E esse foi, tem sido e talvez seja para sempre um grande dilema para a capa do meu diário, para a capa da história da minha vida, talvez para a vida em si. Sobre o que, afinal, é a vida?
É sobre o que abandonamos? Aqueles ranços, aqueles pedaços de lugares, de expectativas, de performances e de histórias vencidas? Oops, cuidado aí. Não vai querer ficar repisando o passado, não é? Pois passou, se foi, caputs, morreu. Ah, mas sobre ele construí aquilo que sou hoje. Mais, sobre esse passado as pessoas me construíram! Isso tem alguma importância, não tem? (Não, leitor. Não estou perguntando a você, estou fazendo um papo de louco, perguntando a mim mesmo. Ah, você quer carona? Tudo bem, mas saiba que às vezes exagero nas curvas.) Voltando. Sim, tem alguma importância. Para pisar em cima e só. Afinal, se o passado não for degrau será bagagem, mala. Atrasa a viagem. Dá calo nas mão, não cabe nos compartimentos que temos para levar a vida. E, pior, muitas vezes nem é bagagem nossa, é da linhagem familiar, da professora, da catequista e por aí vai. O que vai escrito entre as capas do meu diário me ensinou, numa das tantas re-leituras, que tem gente que junta bagagem para que os outros a levem adiante e, ainda por cima, os consegue fazer acreditar piamente que é muito bom carregá-la, numa fila de camelos lotados atravessando o deserto em que a alma se transforma nesses casos.

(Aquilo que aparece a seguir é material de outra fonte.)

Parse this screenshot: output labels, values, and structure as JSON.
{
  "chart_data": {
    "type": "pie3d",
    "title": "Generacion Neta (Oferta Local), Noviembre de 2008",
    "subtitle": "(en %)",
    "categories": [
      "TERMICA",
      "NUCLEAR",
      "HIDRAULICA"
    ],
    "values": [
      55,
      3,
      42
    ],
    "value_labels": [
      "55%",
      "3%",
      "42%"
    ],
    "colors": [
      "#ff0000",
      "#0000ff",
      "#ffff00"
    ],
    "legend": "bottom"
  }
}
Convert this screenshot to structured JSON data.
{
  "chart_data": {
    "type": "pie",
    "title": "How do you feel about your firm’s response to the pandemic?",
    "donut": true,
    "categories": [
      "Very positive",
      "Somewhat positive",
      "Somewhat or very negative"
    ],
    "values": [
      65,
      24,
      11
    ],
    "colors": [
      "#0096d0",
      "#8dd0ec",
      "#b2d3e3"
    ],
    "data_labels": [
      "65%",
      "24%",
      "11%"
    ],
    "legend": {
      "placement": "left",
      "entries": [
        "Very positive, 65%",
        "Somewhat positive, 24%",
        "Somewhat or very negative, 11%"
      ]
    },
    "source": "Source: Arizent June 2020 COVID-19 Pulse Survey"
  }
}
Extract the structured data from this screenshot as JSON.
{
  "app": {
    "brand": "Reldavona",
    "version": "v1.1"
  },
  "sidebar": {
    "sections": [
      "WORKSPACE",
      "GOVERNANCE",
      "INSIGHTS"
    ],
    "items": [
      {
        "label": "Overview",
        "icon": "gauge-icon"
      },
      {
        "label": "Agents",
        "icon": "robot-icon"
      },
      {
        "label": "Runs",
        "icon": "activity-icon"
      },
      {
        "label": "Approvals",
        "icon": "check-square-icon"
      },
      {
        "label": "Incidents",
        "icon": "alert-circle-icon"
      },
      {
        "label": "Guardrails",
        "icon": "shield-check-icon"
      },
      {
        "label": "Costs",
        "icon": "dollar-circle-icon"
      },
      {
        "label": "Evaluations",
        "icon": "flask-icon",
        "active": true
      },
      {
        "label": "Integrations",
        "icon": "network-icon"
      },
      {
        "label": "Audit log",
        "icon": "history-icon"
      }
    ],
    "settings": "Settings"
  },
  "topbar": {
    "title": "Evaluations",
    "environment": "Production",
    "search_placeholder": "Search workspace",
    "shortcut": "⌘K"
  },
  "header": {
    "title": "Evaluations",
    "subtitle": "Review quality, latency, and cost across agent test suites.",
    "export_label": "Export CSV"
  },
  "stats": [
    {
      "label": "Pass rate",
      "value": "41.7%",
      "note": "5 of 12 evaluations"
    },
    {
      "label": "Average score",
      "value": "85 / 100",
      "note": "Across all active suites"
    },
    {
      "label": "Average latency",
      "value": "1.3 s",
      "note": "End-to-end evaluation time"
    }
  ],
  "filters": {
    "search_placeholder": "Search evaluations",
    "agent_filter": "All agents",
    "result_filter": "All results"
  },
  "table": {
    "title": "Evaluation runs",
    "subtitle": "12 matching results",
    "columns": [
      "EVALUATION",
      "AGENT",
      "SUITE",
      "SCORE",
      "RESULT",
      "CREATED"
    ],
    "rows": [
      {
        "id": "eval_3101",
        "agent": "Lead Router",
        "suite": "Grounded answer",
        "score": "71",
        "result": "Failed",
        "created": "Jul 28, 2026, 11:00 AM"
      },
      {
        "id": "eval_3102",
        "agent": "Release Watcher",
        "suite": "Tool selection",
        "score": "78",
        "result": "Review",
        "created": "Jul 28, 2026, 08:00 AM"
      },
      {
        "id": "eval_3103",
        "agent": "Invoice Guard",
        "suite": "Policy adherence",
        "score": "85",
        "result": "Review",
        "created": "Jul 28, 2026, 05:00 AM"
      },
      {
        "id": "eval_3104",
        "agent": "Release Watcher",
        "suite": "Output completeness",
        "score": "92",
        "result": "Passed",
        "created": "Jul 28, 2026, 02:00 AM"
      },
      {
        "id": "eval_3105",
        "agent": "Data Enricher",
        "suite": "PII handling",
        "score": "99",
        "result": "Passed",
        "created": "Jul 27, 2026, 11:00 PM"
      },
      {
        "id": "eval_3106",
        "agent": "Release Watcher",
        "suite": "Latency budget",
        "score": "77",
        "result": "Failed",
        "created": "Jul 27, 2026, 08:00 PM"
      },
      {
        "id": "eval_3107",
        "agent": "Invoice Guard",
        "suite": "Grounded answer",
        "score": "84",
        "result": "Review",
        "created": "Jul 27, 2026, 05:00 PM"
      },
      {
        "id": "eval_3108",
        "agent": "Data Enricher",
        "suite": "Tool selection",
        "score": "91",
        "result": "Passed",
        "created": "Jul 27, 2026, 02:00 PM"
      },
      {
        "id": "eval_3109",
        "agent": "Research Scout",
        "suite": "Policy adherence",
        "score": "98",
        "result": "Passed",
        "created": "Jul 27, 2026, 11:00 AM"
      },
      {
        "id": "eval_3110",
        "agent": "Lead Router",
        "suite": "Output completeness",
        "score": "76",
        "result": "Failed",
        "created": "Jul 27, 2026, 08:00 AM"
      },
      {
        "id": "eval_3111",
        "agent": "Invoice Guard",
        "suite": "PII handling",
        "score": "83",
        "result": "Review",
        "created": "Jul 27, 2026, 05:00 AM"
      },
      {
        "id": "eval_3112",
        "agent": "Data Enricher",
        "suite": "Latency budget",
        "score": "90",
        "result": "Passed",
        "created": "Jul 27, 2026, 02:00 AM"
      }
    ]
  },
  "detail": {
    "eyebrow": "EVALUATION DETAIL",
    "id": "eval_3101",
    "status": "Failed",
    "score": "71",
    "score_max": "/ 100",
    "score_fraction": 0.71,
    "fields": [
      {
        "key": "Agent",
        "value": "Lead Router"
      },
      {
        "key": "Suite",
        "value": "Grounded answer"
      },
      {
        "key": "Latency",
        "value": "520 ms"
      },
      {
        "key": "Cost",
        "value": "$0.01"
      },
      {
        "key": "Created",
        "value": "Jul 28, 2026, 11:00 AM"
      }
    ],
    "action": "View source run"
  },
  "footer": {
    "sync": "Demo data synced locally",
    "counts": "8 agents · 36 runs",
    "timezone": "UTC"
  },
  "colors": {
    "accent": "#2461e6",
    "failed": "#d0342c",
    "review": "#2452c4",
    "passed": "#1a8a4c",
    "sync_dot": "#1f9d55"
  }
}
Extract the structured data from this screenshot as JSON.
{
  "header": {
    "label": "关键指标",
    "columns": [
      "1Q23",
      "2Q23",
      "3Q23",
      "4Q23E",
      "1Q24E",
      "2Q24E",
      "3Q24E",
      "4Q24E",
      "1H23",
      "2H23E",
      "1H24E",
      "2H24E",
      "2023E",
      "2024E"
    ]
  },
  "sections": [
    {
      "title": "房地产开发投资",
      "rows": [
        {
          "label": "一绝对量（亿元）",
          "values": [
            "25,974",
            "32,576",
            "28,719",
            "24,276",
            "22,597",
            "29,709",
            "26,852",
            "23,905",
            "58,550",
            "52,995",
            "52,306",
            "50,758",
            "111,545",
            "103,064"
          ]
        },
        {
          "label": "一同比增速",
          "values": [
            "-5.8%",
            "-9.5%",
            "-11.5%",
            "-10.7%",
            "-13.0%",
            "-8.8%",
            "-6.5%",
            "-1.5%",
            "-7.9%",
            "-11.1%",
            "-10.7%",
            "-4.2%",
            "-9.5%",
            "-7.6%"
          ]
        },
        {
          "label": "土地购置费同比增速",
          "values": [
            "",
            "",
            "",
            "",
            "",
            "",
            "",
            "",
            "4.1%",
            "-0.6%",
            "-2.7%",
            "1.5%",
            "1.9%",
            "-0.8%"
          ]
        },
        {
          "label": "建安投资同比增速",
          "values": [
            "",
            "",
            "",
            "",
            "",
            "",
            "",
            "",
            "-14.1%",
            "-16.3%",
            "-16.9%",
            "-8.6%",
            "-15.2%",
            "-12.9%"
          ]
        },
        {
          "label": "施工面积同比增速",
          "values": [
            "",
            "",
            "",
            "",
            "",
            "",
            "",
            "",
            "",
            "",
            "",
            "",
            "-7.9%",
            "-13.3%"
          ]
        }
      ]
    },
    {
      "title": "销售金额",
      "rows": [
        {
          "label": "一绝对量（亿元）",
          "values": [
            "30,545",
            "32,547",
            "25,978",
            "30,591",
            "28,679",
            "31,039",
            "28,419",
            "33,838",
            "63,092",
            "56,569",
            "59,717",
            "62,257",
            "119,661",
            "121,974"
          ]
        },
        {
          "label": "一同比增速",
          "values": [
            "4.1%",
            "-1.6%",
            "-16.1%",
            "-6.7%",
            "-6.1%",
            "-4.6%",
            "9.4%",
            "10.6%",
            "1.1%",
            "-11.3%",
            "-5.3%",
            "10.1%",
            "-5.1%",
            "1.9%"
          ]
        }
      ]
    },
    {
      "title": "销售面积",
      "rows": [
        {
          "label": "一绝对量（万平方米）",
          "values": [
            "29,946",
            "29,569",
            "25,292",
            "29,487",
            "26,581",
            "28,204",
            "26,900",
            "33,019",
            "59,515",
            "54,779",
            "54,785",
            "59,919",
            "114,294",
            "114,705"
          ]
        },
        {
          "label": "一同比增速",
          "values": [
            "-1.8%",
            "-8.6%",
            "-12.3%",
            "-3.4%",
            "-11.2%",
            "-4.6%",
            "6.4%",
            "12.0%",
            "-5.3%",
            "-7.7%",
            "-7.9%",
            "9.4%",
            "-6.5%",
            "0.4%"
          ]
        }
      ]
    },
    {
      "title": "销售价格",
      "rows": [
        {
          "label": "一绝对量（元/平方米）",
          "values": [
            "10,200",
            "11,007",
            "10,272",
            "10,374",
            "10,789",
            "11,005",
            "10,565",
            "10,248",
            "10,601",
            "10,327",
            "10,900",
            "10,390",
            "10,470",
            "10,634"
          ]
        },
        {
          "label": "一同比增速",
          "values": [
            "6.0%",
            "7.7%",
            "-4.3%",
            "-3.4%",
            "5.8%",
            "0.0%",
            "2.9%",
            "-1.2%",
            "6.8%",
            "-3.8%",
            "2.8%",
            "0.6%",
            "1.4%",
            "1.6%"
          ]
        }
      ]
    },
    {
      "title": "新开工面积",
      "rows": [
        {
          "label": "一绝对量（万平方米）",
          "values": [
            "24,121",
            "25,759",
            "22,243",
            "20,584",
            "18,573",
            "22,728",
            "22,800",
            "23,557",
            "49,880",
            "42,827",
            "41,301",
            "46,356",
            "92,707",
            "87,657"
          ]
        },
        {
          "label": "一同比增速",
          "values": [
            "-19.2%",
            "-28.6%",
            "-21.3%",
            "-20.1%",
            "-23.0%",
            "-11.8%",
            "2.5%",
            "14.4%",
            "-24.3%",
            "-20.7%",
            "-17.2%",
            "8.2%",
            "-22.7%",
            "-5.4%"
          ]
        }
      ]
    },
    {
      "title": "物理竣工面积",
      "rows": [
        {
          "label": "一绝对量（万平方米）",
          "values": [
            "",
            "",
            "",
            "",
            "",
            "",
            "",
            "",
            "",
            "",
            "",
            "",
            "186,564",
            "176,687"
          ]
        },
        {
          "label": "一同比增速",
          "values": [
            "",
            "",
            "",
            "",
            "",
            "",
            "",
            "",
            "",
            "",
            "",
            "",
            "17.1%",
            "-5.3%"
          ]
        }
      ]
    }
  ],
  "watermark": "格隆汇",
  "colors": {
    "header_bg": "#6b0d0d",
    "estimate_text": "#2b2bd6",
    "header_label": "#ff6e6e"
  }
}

Ok, isso já me deixa mais ou menos satisfeito com o passado. E então, vamos ver para onde iremos daqui pra frente? Legal, vamos lá! Me diga você aí! Para onde é? Como será? Crocante? Perfumado? O próprio édem? Tenebroso? Uma pasmaceira? Uéé, também não sabe? Tampouco, no meu diário, sabem as páginas amareladas e sujas de grafiti por uma caligrafia feia, muito embora a pergunta tenha se repetido à exaustão. De tão cansado de perguntar a mesma coisa até já reclamei lá que só ficava perguntando as mesmas coisas. Não sei você, leitor, (tá por aí ainda?) mas o meu diário sempre que me acolhia produzia um efeito Monopol (não sabe o que é? - pergunte a sua mãe ou avó, ou vá ao super, acho que ainda existe) nas minhas elocubrações sobre os potenciais do futuro, as expectativas, os cenários, blá, blá, blá. Tudo muito patativa.
Nada, não é mesmo? E tudo isso então para voltar ao título? Sobre o que é tudo isso? Ta aí: nada. Pronto, se tava lendo até agora, acabou de desistir. Eu avisei que é um papo de louco. E quer saber, o papo é meu, tá bom. Não que saber? Tudo bem por mim. Eu tô mesmo numa de ficar olhando as montanhas,os oceanos, as fotos do planeta, e ouvido as férteis imaginações que dizem existir outros sitemas e galáxias que transformariam, comparativamente, a nossa num pozinho daqueles que tem na soleira da porta. E tudo isso independe das minhas fermentações sobre o futuro e passado e das exclamações e interrogações na capa do meu diário. Tô numas de ficar chorando porque não sei bem o que fazer da vida para depois me sentir feliz por poder ouvir Vivaldi com os rompantes das Quatro Estações. Também tô cansado de ficar imaginando um legado que vou deixar. Sim, sim, eu sempre ficava me pavoneando e imaginando hordas de pessoas lendo minhas coisas, admirando meus feitos, venerando minhas idéias. Menos, muito menos. De uns tempos pra cá me dei conta que tenho mesmo é que viver a alegria e miséria da vida. Se alguém no futuro quiser olhar para ela e achar isso importante, problema dele. Não me responsabilizo pelas misérias e alegrias que construir a partir das minhas.
Se tem alguém me seguindo ainda, agora deve tá pensando: Putz, esse cara tá iluminado! Tô nada. NADA, sacou. Por isso dói, é instável, é louco, é belo, é cansativo, é acolhedor, é singelo, às vezes até é tudo.
Se você leu até aqui e entendeu tudo, nunca mais volte. Se voltar vai ter de me explicar o que entendeu. Se entendeu nada, volte: talvez um dia tenha mais disso por aqui.